How Do You Explain Human Cruelty?

What makes one person purposefully hurt another?

Posted Oct 06, 2010 | Reviewed by Matt Huston

Years ago, when a close friend of mine decided to come out to her very religious, politically conservative parents, she knew that the chances were good that they would reject her choice and possibly refuse to ever speak to her again. Still, she felt that she could not go on living a lie and wanted them to know the truth about her. She had a wonderful partner whose love and support would help her get through this difficult time. We had long talks about how she should approach her parents. We were young and deeply troubled about the idea that her parents, who had always been strict but loving, could reject their own daughter over something that seemed so basic a part of who she was. But we both knew that it was possible.

Since that time I've had plenty of opportunities to observe and struggle with questions about why people can be so unkind to other people, even those they supposedly love. The distressing incident in which a Rutgers University student streamed to the web images of his roommate involved in physically intimate relations with another man reminded me once again of the unthinking nature—and the tremendous and dangerous power—of prejudice. I want to be clear that none of us knows that prejudice was behind this act. We all need to be very careful about jumping to conclusions based on the limited and simplified data that news reports tend to offer us. Yet, whatever the reasons behind it, the result was that one human being used the internet to inflict emotional pain on another.

Since reading about this episode I have been trying once again to find a way to explain this kind of behavior. Is it the kind of narcissistic lack of empathy that has recently been discussed on the PT website? Since I believe narcissism is a normal (and in some ways healthy) aspect of human nature and empathy is something that develops over time, I am unfortunately leaning towards a more painful conclusion. I think there is something more sinister at work here.

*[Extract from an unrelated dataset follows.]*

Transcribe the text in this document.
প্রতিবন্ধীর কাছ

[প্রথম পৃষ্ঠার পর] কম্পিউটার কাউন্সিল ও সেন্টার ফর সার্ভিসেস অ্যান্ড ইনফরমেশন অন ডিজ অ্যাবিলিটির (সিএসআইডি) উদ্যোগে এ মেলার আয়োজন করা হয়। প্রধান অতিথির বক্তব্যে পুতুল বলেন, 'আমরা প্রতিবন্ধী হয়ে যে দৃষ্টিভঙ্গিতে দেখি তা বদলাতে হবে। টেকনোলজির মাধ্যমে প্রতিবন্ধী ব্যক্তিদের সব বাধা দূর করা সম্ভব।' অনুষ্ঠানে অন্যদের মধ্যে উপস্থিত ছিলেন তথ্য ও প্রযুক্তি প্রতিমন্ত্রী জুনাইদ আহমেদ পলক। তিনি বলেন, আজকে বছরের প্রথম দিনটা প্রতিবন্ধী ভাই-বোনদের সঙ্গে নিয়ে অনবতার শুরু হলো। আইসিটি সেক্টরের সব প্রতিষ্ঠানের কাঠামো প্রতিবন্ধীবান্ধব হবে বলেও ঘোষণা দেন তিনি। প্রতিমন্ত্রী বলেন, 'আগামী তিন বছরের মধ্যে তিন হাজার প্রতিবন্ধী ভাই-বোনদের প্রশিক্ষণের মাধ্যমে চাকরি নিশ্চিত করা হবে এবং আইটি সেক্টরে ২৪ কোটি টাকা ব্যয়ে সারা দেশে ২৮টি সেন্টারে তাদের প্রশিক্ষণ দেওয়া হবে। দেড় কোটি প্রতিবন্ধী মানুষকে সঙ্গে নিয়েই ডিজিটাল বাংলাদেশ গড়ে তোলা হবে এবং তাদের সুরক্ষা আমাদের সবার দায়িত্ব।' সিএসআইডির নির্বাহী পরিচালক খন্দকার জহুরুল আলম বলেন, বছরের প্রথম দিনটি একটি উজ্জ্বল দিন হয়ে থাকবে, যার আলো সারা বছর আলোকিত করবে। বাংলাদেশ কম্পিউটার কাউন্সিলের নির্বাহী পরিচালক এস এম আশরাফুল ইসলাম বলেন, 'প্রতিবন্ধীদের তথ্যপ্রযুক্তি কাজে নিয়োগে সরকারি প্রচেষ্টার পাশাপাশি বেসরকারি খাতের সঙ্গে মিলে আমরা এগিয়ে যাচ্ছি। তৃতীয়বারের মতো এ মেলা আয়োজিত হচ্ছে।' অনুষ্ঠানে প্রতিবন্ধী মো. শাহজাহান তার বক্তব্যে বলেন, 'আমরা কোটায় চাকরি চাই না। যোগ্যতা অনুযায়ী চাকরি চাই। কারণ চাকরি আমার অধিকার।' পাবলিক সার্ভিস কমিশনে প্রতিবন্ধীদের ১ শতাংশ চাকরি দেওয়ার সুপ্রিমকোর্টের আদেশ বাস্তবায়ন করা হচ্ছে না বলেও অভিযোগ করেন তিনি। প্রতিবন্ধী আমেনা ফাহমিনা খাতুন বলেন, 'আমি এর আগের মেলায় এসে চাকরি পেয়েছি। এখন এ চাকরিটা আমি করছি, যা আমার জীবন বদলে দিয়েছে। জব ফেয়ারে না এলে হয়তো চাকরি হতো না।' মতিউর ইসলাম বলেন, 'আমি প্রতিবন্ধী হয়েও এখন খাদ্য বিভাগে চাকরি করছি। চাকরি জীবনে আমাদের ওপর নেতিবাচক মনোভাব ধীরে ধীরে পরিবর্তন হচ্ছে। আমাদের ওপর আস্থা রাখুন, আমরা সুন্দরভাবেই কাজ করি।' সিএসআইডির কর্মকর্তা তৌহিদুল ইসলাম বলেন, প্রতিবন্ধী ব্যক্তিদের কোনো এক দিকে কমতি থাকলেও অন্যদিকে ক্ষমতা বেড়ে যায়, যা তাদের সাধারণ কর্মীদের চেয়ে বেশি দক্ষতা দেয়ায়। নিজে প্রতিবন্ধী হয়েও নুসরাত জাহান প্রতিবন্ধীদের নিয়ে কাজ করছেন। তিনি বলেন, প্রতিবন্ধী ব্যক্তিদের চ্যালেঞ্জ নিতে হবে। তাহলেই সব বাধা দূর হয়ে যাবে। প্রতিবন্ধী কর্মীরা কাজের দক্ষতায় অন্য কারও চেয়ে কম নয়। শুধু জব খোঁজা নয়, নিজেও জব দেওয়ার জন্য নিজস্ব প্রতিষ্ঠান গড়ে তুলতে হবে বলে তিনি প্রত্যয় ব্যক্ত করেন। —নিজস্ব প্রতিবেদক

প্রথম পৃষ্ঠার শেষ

I have been going through some of my books on psychodynamics to try to put together a psychological explanation; but I still don't have it figured out and would like to hear what you think.

Here's what I've cobbled together so far:

— Freud believed that sadism, or the desire to cause pain to another human being, is the result of a mix of sexual desire and aggression, which have biological and psychological bases and are a natural part of human nature. He believed that parents' job in life is to "civilize" their "little heathens," that is, to teach their children to control these natural impulses in order to live in the world with other human beings. He therefore thought that we all have the possibility of acting on these impulses. It's just that some of us have them under better control than others.

— Heinz Kohut was a Freudian psychoanalyst who left the fold in the 1970s. He developed a theory called "Self Psychology," in which he argued that aggression against another person is always psychologically motivated. By this he meant that anger, rage and hate always have emotional and psychological meaning, even though it is not always obvious or easily explained. Sometimes rageful or sadistic behavior results from what he called "fragmentation," which happens when a person feels that he or she is coming unglued. This is often the result, according to Kohut, of a feeling that you are not being understood or accepted by someone who is important to you. Without understanding and acceptance, Kohut believed, we lose ourselves. Rage or hatred directed at another person can be a way of holding ourselves together.

— The British psychoanalyst and author Christopher Bollas says that beneath hatred and hateful behavior lies a profound emptiness. For him rage, anger, and hatred are ways of filling the emptiness. It is, he suggests, better to feel sadistic than not to feel at all.

— Ruth Stein, a New York City psychoanalyst, has written beautifully about terrorists who destroy other people in the name of their god. She feels that they often idealize a supreme being in order to undo their own profound self-hatred. This may also be true in the case of hurt carried out on the basis of religious morality. My friend who worried about coming out to her parents suspected that they did not like themselves very much. The only way they could be convinced that they were good people was to follow a very narrow path of right and wrong. But paradoxically, by rejecting their own daughter for something that harmed no one, they were, it seemed to us, confirming that they were in fact neither nice nor moral.

I think that all of these ideas have something of the truth in them. There is also, of course, the well-known data about children who were hurt, either physically or emotionally, either by their parents or by other people in their lives, who then become adults who are cruel to others. But there are also examples of children who suffered terribly at the hands of others yet become generous and caring and kind adults. (Boris Cyrulnik, a French psychologist and author who is a Holocaust survivor, has written a great deal on this topic.)

So it looks like the professionals haven't figured it out. What about you? I'd really like to know what you think—how do you explain human cruelty?